Après "Hithcockien", "Tarkovskien" est sans doute le terme le plus usité par la critique en mal de références : un paysage silencieux, quelques jeux d'éléments, une aura religieuse, et Andreï reprend automatiquement du service. Mais peut-on vraiment leur reprocher la chose, quand sa manière et ses obsessions semblent hanter de toutes parts le cinéma contemporain, alors que son dernier film a déjà presque 30 ans ?

Close par une épitaphe en forme de testament pour les temps futurs, jetée comme un pont indéchiffrable entre la période moderne et contemporaine de l'Histoire du cinéma, la filmographie de Tarkovski occupe une place difficilement compréhensible.

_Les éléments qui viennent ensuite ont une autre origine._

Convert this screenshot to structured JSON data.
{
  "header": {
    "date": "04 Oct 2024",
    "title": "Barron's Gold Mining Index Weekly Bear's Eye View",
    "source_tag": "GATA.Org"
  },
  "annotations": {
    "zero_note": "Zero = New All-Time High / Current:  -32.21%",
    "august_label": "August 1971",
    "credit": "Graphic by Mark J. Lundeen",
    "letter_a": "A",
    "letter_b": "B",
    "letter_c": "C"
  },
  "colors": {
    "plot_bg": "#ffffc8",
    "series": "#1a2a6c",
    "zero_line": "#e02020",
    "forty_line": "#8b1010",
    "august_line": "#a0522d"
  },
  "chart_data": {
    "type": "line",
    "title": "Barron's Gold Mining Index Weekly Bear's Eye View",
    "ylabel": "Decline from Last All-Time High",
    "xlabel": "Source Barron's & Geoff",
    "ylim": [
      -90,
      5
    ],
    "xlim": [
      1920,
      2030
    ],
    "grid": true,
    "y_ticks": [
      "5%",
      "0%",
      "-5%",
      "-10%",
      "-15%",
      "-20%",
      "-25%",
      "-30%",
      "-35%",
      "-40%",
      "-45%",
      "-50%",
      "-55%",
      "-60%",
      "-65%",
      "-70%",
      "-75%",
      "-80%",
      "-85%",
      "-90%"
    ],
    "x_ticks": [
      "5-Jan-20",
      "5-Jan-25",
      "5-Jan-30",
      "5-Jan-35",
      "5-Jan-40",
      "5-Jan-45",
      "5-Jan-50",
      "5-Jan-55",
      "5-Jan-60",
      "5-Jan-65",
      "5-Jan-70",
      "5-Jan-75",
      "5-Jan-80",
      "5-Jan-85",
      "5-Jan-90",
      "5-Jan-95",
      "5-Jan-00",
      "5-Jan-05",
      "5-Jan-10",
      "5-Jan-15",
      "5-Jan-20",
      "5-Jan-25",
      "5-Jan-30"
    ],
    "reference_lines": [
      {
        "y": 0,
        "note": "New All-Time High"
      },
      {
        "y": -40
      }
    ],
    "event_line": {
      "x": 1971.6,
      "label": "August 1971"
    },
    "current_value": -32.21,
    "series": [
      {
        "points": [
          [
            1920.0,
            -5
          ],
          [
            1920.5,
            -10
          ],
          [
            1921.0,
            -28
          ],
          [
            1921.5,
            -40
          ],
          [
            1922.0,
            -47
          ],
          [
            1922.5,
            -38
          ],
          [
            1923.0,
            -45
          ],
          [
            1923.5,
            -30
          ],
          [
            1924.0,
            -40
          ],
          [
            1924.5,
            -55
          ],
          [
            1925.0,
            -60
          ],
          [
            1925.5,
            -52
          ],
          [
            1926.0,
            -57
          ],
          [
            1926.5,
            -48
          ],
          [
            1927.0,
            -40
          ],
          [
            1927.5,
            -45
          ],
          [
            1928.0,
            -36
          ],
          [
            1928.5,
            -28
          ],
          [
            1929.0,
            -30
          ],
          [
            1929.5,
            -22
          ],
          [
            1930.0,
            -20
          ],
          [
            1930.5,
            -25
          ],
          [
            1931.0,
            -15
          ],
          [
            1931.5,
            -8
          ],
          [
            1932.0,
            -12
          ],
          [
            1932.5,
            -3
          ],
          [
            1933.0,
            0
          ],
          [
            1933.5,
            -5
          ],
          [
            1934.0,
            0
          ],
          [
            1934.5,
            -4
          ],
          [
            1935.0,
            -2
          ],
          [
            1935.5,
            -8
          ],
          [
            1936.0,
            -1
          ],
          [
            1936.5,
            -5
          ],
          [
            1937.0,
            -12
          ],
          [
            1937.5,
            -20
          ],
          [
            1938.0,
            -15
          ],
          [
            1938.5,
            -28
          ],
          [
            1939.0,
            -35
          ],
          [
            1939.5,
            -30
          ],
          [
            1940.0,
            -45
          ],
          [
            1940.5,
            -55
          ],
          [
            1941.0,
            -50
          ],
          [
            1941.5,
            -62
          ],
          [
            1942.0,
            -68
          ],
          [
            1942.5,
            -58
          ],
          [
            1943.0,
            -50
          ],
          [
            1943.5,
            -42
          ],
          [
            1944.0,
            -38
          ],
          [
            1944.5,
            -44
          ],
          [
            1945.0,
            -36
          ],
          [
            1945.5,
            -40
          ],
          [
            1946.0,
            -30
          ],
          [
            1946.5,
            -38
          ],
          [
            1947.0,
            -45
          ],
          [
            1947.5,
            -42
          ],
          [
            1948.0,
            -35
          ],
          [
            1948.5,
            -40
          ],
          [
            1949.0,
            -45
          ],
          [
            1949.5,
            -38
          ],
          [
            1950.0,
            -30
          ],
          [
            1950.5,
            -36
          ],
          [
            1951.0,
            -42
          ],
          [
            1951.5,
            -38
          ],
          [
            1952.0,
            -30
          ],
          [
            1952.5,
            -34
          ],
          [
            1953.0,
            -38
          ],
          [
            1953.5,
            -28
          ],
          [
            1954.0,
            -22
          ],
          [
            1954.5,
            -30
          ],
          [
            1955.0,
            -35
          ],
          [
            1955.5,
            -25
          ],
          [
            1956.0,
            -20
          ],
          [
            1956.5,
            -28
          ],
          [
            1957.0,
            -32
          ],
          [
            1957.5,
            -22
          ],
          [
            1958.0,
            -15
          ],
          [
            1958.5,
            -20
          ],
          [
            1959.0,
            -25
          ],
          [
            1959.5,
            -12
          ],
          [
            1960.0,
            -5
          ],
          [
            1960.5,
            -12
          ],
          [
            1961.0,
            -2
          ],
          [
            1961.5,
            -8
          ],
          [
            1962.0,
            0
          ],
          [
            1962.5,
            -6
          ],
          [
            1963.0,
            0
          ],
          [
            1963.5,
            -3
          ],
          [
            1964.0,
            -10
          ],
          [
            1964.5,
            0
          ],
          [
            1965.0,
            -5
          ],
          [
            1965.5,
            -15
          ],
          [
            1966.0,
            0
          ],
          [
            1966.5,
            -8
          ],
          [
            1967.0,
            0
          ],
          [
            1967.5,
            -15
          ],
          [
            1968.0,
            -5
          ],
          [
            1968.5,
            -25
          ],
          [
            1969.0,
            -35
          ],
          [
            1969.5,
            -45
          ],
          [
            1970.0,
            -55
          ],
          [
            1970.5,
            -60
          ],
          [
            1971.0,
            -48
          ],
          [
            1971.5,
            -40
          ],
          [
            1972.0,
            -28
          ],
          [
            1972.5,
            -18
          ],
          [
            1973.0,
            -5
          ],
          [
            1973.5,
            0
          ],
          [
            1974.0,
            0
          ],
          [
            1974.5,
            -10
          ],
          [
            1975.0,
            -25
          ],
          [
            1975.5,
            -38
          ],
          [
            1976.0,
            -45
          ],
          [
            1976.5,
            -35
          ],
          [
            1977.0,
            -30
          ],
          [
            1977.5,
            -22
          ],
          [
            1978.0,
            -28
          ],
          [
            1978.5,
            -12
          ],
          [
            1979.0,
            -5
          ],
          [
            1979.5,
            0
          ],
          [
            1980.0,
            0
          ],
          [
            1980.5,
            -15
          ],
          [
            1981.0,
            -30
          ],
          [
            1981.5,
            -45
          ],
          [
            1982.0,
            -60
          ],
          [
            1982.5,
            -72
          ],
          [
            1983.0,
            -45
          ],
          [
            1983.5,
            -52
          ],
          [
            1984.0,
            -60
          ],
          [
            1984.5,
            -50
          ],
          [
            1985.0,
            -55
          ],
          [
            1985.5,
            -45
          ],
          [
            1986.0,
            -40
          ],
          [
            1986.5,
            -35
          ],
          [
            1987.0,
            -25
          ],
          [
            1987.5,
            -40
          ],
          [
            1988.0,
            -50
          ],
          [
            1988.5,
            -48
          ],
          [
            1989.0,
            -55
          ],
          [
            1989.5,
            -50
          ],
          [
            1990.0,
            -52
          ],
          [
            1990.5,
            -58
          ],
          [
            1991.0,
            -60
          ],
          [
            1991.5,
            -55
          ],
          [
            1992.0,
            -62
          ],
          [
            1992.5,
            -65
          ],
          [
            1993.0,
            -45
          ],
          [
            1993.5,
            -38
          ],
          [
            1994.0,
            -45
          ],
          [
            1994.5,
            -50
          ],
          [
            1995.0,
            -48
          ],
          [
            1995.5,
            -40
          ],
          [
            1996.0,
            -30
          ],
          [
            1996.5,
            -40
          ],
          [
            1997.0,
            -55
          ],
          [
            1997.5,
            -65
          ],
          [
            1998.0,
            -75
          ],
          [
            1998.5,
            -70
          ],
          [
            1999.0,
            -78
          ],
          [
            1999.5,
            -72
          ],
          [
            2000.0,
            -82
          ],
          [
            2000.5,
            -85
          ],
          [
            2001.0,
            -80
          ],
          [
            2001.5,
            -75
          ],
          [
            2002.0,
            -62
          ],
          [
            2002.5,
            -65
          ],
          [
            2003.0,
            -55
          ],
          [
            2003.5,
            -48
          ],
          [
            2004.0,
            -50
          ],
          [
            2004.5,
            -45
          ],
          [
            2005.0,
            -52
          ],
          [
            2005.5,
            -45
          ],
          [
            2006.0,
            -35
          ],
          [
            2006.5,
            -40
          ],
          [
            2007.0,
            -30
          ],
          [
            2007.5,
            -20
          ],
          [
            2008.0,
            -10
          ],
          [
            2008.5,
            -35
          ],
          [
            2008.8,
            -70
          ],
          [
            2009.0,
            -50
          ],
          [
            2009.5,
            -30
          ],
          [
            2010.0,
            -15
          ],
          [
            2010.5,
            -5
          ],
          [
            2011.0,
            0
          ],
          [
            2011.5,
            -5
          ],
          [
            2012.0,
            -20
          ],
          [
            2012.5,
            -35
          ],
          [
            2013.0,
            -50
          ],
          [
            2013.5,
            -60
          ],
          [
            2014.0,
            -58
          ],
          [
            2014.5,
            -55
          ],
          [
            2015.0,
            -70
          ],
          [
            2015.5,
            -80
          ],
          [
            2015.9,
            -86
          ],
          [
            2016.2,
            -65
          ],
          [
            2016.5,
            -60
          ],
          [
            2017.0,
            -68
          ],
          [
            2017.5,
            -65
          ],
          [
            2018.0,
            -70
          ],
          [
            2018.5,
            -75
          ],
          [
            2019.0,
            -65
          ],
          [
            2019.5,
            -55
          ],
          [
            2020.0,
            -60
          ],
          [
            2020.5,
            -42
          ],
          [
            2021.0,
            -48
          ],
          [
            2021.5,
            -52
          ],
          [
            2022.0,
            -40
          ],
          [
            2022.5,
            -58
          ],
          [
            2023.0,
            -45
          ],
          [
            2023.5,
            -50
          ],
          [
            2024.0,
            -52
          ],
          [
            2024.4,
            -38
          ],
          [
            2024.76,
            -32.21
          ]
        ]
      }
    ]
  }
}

D'où vient-il ? Quel est le lien avec le cinéma russe qui lui précède, ou avec le modèle (qu'il revendique) de Bresson, dont la sécheresse semble si loin de son cinéma ? Qu'est-ce qu'il engendre ? Un mysticisme dont le cinéma actuel se goinfre, sans doute, mais de quelle nature exactement ? Est-ce que tous les cinéastes rattachés à lui ont quelque chose en commun ? Qu'est-ce qu'ils continuent à travailler de son cinéma ? Et enfin, est-il si seul que cela ? Les traits qu'on prête à son cinéma ne sont-ils pas, ailleurs et au même moment, l'affaire d'autres cinéastes qui ont tout autant que lui participé à façonner ce modèle ?

Et c'est l'avant-dernière question des cahiers de vacances messieurs dames, la rentrée approche et on en voit la fin !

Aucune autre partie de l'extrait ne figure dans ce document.